2 Ottobre 2021 Giudiziaria

L’inchiesta sui tre dirigenti medici del Papardo, i pazienti “dirottati” in studi privati

Tre specializzazioni diverse e un destino comune, oltre allo stesso ospedale di appartenenza, il “Papardo”.

L’endocrinologo Carmelo De Francesco, il cardiologo Santi Sorrenti e l’urologo Francesco Mastroeni si trovano impantanati nelle sabbie mobili di un’inchiesta eseguita dalla Guardia di finanza e coordinata dalla Procura su presunti illeciti legati alle rispettive attività professionali. Condotte sfociate nel sequestro preventivo di 65mila euro, importo considerato una sorta di ristoro a fronte del maltolto. “Congelati” 31.332 euro nella disponibilità di De Francesco, 1.580 euro a Sorrenti e il resto a Mastroeni. A proposito di quest’ultimo, il suo difensore, l’avvocato Bonni Candido, sottolinea che il provvedimento «a carico del mio cliente, concesso in misura notevolmente inferiore rispetto a quanto richiesto dal pubblico ministero, non attiene assolutamente a nuove indagini. L’inchiesta è quella in relazione alla quale qualche giorno fa è stata applicata una misura interdittiva ma le condotte per cui è stato disposto il sequestro sono ora sussunte sotto ipotesi di reato meno gravi rispetto a quelle prima contestate. Avverso detta misura abbiamo già proposto appello e riteniamo che il Tribunale del riesame valuterà positivamente le nostre argomentazioni difensive. Anche contro questo sequestro, lunedì depositerò istanza di riesame e a nostro parere non avrebbe dovuto essere concesso per mancanza delle condizioni di legge. Sono convinto che questa inchiesta avrà presto sviluppi positivi per il mio assistito».
In sostanza, al direttore del Reparto di Urologia del nosocomio della zona nord con il primo atto, qualche giorno fa, il pm aveva chiesto la misura in relazione a due ipotesi di reato tutte ricondotte a peculato e il gip aveva accolto la richiesta solo in merito all’appropriazione delle somme versate dai pazienti direttamente al medico, ma ha rigettato nel resto, ritenendo che si trattasse di truffa e non di peculato.

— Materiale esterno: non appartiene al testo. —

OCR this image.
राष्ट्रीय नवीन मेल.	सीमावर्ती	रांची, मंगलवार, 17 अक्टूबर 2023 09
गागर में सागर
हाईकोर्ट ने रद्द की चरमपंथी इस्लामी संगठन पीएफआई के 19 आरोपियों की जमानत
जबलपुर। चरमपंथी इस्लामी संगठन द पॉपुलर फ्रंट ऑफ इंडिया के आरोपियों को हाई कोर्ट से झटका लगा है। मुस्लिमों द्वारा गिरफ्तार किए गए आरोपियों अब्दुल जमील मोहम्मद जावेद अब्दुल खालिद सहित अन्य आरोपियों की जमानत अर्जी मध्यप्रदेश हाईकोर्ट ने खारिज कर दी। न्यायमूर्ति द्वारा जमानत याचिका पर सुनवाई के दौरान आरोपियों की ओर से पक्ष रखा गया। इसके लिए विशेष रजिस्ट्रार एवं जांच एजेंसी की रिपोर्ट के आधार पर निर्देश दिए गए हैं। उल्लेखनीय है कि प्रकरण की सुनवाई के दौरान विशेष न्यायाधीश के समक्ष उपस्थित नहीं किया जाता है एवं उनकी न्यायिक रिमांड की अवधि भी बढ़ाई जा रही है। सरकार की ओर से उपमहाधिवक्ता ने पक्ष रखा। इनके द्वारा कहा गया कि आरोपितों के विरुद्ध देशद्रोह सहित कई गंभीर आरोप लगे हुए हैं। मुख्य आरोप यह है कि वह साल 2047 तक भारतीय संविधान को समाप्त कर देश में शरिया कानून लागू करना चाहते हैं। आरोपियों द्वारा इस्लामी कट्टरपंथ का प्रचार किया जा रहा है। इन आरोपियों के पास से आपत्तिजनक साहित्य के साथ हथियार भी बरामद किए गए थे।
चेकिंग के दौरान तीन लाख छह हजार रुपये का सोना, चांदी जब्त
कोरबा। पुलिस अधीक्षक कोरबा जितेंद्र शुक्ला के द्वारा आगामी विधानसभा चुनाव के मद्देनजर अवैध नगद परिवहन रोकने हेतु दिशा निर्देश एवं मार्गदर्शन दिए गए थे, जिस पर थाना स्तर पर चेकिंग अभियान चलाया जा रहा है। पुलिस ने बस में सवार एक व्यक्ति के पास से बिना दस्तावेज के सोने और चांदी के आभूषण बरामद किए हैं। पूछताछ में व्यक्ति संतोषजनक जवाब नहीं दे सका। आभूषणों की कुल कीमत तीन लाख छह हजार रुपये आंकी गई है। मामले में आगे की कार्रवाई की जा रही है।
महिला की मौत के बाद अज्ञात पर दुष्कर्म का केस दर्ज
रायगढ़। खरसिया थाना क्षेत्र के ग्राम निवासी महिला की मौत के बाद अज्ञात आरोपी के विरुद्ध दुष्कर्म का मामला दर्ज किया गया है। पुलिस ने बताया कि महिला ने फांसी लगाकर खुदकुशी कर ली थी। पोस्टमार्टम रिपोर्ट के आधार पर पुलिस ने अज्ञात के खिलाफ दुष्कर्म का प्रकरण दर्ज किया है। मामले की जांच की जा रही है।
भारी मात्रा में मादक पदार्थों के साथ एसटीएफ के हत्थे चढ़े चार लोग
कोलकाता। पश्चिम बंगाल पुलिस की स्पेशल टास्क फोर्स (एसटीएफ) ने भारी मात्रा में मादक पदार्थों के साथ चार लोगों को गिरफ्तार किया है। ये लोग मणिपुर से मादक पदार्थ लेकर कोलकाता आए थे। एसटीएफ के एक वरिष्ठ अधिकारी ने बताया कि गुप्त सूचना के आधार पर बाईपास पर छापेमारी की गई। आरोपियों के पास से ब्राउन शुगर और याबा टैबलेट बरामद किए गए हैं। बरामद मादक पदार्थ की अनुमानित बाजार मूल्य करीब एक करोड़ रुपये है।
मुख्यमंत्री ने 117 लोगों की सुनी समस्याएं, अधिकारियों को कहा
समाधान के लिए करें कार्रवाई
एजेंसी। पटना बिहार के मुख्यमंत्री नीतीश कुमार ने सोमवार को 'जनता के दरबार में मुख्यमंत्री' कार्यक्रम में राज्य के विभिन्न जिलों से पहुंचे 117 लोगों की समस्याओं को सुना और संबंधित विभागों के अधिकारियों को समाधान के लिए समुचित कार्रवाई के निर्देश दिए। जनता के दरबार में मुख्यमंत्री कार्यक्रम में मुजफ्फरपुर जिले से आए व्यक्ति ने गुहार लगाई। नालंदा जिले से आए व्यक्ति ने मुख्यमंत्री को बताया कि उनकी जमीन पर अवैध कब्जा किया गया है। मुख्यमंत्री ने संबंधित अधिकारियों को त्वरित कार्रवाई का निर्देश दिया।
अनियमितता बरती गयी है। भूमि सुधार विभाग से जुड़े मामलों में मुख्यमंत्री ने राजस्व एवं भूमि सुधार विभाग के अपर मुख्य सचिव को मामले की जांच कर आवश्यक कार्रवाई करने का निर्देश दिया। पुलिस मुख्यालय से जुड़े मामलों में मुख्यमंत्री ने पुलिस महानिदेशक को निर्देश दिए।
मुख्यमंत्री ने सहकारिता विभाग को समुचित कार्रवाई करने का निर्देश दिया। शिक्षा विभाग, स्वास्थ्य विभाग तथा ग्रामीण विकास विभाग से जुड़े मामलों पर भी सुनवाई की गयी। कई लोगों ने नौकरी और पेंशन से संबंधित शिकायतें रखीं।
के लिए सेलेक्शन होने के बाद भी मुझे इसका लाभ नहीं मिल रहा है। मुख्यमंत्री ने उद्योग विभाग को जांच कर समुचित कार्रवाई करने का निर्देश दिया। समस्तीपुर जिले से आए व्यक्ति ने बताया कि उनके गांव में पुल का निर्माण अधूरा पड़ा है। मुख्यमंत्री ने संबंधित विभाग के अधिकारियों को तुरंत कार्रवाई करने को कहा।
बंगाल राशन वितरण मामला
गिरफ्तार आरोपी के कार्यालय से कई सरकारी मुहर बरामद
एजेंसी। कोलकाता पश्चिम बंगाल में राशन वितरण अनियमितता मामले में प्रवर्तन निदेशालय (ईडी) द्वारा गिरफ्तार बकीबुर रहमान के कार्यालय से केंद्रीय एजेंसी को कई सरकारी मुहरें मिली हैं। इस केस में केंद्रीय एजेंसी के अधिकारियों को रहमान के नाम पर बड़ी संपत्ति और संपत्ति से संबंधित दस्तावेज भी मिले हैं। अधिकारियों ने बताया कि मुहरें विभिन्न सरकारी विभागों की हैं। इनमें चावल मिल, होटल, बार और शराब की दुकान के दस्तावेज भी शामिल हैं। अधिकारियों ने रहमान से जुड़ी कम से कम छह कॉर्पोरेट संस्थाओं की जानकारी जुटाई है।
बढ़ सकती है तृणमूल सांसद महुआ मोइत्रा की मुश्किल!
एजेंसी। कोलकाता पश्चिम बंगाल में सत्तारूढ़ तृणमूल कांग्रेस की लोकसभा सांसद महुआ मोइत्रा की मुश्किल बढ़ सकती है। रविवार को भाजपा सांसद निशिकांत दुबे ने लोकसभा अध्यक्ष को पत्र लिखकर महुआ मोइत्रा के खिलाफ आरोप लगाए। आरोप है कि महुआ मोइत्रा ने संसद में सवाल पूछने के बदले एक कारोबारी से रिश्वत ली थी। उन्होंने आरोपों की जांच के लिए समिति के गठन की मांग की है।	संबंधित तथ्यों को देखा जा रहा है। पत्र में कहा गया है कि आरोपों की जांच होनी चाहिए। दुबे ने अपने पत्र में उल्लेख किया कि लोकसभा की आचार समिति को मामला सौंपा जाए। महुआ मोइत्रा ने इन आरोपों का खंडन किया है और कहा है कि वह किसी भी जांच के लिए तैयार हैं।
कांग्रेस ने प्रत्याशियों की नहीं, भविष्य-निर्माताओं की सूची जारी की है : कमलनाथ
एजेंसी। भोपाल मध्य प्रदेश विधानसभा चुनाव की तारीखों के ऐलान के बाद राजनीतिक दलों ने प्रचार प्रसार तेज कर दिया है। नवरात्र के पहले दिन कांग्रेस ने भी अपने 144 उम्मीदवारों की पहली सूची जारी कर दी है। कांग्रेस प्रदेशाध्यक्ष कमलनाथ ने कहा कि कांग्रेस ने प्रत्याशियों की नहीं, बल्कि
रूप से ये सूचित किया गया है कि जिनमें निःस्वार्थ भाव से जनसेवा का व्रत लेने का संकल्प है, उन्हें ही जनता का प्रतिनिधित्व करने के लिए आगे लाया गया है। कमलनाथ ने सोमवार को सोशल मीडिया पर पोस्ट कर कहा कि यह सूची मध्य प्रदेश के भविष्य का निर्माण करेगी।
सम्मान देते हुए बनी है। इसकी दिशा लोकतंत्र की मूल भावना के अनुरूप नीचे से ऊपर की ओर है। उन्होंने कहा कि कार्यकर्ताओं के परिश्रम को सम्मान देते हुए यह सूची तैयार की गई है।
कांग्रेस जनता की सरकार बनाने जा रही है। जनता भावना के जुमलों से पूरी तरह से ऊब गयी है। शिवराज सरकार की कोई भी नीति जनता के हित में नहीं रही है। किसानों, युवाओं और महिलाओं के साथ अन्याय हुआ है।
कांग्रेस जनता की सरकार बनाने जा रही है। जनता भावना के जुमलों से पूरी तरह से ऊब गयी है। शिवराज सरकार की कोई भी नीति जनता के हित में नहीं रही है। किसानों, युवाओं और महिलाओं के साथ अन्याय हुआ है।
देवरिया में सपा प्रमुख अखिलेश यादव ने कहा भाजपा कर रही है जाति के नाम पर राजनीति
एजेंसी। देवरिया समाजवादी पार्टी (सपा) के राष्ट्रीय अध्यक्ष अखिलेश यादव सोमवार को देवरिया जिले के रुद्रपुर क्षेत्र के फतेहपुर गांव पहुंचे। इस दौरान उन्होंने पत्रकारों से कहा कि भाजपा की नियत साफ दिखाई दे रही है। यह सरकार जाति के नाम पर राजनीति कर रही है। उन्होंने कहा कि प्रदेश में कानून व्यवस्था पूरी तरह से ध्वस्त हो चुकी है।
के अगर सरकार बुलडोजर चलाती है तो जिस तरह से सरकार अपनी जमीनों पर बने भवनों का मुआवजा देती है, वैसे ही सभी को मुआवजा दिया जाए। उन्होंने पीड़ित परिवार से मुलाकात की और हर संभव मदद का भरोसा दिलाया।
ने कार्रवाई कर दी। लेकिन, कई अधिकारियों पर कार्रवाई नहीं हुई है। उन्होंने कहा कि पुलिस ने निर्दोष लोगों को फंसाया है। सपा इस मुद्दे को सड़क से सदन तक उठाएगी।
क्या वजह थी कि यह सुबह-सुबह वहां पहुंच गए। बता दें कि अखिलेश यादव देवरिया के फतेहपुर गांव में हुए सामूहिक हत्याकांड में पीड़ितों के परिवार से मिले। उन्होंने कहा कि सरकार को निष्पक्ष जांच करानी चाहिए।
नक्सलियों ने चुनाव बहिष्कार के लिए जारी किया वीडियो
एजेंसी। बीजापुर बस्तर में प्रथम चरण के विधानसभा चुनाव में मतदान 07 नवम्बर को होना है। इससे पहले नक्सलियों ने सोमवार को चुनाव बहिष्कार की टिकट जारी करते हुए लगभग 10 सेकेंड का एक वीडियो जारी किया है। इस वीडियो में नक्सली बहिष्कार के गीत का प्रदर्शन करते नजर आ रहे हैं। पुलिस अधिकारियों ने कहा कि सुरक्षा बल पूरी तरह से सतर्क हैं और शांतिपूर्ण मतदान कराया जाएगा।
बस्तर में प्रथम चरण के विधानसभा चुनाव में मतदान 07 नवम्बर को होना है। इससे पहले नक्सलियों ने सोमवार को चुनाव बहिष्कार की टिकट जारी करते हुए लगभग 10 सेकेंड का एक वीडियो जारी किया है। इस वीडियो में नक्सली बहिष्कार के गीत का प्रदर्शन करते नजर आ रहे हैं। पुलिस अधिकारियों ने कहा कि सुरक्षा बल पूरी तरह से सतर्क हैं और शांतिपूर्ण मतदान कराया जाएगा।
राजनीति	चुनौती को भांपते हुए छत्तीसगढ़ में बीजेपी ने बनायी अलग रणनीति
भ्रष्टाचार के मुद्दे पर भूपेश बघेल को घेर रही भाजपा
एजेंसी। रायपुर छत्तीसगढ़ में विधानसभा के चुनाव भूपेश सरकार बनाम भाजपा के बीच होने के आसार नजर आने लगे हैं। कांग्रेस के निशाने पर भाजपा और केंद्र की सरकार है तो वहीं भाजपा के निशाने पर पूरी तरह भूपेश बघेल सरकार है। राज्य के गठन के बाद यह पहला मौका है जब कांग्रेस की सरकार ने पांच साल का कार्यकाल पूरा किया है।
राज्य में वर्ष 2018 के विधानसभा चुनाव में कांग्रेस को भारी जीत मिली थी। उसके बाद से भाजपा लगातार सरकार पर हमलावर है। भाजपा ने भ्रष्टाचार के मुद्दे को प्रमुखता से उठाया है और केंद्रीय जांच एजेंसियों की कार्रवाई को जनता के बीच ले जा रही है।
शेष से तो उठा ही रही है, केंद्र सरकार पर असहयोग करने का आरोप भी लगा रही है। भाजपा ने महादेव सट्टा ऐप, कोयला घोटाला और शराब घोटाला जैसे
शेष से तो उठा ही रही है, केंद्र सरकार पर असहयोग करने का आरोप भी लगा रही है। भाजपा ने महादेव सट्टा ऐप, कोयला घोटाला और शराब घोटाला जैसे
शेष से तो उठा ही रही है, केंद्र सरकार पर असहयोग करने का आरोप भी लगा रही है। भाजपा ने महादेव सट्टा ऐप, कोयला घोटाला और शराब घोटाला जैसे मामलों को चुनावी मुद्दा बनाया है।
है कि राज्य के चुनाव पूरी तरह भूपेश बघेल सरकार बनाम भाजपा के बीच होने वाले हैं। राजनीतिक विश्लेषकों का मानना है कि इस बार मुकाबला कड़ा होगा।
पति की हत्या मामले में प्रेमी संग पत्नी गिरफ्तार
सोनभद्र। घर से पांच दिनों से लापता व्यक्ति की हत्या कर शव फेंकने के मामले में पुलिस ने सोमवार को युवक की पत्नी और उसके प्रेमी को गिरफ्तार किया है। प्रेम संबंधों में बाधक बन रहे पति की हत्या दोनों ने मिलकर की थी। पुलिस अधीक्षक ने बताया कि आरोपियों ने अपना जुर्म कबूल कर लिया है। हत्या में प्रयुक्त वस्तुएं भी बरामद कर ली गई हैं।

L’accusa aveva poi qualificato quei fatti (afferenti l’indennità percepita per l’esclusiva e la percentuale delle parcelle relative a visite regolari) come truffa e non come peculato e chiesto di mettere sotto chiave 80.000 euro. Con l’ultimo atto, il gip ha accordato il sequestro (per 35.000 euro) solo in misura pari all’indennità di esclusiva corrisposta dall’ospedale Papardo per due anni. E – come rileva l’avv. Candido – «ha rigettato la richiesta relativa al sequestro per importo pari alla quota parte di visite regolarmente effettuate proprio perché si tratta di pazienti regolarmente registrati, che hanno versato quanto dovuto per le rispettive visite direttamente al “Papardo”».